Had been negotiating with borough

The licensing fee that the state would receive for the project is $1 per acre, Myers pointed out in the preliminary best interest finding.

“The potential for additional revenue from rentals, royalties and taxes is unpredictable because no one knows what reserves may be found in the area,” he said.

Usibelli would have to describe efforts to minimize impacts on local communities in its plan of operations and submit a copy of the plan of operations to all surface owners whose property is located within half a mile of work activities.

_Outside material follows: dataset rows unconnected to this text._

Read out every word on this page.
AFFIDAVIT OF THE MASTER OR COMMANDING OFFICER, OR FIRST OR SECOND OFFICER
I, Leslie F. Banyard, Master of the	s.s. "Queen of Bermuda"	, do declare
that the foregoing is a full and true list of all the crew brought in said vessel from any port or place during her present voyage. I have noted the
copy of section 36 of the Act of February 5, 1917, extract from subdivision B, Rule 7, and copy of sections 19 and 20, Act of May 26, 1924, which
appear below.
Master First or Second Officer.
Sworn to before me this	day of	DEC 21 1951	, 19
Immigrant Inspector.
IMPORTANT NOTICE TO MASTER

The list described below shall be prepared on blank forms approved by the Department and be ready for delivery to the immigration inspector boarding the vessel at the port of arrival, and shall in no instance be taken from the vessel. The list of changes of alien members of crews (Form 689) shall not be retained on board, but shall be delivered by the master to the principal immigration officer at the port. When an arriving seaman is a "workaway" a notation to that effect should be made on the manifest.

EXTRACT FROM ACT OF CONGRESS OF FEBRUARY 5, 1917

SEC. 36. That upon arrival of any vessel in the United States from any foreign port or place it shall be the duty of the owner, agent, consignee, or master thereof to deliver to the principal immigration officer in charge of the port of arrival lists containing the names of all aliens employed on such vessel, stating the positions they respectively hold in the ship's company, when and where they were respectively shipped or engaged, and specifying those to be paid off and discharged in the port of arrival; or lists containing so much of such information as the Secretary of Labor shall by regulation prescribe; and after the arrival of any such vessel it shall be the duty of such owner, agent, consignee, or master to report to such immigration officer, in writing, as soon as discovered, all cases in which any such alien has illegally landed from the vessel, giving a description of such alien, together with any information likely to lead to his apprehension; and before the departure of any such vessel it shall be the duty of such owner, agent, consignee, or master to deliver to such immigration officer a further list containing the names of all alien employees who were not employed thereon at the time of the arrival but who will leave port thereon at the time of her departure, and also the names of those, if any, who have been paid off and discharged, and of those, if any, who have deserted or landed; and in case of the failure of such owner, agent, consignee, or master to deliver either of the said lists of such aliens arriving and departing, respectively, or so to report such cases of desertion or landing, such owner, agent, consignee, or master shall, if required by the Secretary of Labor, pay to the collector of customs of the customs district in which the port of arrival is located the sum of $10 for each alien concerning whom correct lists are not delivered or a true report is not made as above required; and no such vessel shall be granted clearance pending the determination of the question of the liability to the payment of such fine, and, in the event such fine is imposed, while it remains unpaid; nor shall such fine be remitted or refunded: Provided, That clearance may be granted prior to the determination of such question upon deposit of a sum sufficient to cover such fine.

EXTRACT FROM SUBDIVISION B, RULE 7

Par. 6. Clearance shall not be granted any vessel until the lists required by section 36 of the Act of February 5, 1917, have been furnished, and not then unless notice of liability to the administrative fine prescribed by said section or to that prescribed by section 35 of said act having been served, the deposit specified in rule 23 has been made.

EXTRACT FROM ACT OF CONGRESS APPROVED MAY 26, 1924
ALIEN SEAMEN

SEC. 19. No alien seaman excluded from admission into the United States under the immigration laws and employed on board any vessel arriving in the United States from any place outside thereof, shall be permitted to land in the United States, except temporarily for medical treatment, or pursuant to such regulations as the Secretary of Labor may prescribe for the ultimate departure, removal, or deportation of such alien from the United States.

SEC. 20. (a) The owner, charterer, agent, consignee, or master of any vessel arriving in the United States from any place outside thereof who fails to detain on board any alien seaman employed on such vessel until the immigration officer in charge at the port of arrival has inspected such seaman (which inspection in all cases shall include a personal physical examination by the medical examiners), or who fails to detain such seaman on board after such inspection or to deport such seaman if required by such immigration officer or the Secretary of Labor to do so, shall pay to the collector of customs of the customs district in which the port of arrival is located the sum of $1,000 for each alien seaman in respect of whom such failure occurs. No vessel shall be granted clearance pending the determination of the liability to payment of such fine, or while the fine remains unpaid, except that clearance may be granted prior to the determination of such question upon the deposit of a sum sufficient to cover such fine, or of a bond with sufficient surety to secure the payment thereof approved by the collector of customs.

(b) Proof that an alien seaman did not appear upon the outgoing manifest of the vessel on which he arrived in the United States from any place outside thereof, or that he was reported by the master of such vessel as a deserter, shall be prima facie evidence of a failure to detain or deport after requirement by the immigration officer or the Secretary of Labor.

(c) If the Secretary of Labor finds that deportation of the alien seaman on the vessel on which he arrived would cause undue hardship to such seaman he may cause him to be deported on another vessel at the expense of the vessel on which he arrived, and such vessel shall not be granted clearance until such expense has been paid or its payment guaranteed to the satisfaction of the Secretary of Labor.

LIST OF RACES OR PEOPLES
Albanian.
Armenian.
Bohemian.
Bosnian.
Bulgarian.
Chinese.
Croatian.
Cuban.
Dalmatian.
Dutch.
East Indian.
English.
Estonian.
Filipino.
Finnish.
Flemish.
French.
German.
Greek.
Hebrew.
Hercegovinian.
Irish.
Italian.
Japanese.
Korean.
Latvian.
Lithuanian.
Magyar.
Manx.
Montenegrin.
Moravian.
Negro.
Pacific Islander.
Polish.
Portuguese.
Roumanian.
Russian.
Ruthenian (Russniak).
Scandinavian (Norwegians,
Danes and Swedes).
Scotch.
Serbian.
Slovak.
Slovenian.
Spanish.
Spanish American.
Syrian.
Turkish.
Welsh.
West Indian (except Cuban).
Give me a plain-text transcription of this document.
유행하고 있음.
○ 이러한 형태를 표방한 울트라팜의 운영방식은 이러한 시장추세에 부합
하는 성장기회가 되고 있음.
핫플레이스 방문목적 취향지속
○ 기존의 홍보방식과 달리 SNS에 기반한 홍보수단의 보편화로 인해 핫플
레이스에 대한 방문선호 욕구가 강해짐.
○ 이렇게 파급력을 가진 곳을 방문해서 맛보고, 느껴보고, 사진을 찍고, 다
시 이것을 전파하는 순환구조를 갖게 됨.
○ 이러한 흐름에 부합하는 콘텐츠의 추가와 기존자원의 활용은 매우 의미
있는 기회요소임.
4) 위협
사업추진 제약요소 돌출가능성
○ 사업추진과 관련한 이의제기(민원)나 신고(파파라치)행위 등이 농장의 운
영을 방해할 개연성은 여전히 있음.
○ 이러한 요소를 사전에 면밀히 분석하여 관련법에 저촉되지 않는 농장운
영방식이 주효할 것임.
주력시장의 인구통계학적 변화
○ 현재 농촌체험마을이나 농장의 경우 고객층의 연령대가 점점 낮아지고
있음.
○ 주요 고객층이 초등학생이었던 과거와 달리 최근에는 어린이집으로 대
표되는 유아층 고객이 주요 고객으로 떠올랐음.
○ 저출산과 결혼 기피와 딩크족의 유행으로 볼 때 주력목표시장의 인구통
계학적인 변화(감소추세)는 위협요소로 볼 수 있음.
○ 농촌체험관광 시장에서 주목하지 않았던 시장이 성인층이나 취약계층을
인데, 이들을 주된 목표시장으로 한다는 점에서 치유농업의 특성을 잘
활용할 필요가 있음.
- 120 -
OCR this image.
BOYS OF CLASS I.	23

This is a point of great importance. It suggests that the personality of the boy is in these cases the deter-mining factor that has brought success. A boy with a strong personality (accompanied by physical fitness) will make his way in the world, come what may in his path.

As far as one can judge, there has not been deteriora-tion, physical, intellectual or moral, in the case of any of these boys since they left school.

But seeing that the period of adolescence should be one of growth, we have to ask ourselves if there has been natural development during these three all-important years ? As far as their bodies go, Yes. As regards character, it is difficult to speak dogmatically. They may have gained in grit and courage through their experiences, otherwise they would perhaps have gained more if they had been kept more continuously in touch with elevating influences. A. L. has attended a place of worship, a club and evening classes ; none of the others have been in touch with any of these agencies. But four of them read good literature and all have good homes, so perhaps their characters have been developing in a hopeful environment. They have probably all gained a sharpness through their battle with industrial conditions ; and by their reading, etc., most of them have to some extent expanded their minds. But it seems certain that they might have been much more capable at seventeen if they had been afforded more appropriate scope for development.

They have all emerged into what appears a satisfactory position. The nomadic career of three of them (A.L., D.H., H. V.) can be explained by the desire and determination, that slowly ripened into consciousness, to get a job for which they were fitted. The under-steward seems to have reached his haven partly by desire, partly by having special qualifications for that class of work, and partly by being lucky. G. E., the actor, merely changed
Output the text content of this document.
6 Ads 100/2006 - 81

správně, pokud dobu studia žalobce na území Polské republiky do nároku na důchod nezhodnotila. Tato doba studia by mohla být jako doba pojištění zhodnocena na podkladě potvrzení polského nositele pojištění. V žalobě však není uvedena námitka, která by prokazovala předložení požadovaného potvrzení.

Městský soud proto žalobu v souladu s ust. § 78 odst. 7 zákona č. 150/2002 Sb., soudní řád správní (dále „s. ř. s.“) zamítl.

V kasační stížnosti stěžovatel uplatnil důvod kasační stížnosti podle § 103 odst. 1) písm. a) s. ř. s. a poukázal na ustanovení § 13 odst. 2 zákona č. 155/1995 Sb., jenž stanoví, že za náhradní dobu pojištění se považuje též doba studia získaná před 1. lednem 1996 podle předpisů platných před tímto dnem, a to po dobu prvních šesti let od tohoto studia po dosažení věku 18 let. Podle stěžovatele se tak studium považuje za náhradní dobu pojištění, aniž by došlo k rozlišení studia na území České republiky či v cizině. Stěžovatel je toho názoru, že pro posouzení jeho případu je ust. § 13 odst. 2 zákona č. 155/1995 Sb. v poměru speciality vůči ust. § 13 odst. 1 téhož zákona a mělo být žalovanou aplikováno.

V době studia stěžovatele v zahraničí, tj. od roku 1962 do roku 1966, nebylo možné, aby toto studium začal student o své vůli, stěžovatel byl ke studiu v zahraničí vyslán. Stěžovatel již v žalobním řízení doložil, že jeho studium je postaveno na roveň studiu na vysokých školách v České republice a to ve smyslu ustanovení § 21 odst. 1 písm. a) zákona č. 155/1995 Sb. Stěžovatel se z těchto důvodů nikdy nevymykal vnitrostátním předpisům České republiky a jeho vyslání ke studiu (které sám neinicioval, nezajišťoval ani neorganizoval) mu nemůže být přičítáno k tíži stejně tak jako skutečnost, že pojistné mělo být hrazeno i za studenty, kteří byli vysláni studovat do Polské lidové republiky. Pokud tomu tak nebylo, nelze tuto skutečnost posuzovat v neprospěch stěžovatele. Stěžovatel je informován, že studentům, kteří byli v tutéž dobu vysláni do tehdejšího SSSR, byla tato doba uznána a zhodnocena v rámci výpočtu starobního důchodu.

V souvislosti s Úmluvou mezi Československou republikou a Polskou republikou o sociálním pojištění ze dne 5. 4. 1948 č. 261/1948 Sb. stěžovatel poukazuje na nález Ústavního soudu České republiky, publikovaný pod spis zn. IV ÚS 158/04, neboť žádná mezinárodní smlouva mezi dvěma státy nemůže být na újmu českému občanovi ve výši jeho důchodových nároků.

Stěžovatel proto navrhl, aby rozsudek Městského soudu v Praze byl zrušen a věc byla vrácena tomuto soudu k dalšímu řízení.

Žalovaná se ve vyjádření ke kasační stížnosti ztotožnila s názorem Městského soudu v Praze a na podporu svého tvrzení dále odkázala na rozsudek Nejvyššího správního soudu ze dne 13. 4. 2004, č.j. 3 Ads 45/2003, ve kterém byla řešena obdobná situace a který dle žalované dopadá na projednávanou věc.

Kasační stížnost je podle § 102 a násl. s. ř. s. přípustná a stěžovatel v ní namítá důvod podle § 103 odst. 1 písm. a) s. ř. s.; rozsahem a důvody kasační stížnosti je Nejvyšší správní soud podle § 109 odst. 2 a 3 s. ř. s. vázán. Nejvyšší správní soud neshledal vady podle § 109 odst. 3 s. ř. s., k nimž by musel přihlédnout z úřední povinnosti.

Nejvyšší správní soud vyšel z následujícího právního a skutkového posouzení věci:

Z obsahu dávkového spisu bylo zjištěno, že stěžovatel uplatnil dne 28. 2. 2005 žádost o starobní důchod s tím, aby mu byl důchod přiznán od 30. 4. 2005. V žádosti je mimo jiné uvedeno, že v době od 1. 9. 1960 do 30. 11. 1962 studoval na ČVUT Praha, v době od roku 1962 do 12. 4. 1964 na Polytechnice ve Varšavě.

Impacts on water and air quality would be regulated by existing legislation.

Before the ordinance was passed, Usibelli had been negotiating with the Denali Borough Assembly for a year to try and find a solution to the impasse.

“We will continue to try and work through the assembly,” Denton said. “The state hasn’t shown any strength in dealing with these contentious local issues.”

Advice for new governor

Denton’s advice to the new governor of Alaska?

“I would say that they need to vigorously defend the state’s rights as a subsurface owner of resources. These local governments condemning state resources has gotten really out of hand.”






Petroleum News - Phone: 1-907 522-9469
[email protected] --- https://www.petroleumnews.com ---
S U B S C R I B E

Copyright Petroleum Newspapers of Alaska, LLC (Petroleum News)(PNA)Š1999-2019 All rights reserved. The content of this article and website may not be copied, replaced, distributed, published, displayed or transferred in any form or by any means except with the prior written permission of Petroleum Newspapers of Alaska, LLC (Petroleum News)(PNA). Copyright infringement is a violation of federal law.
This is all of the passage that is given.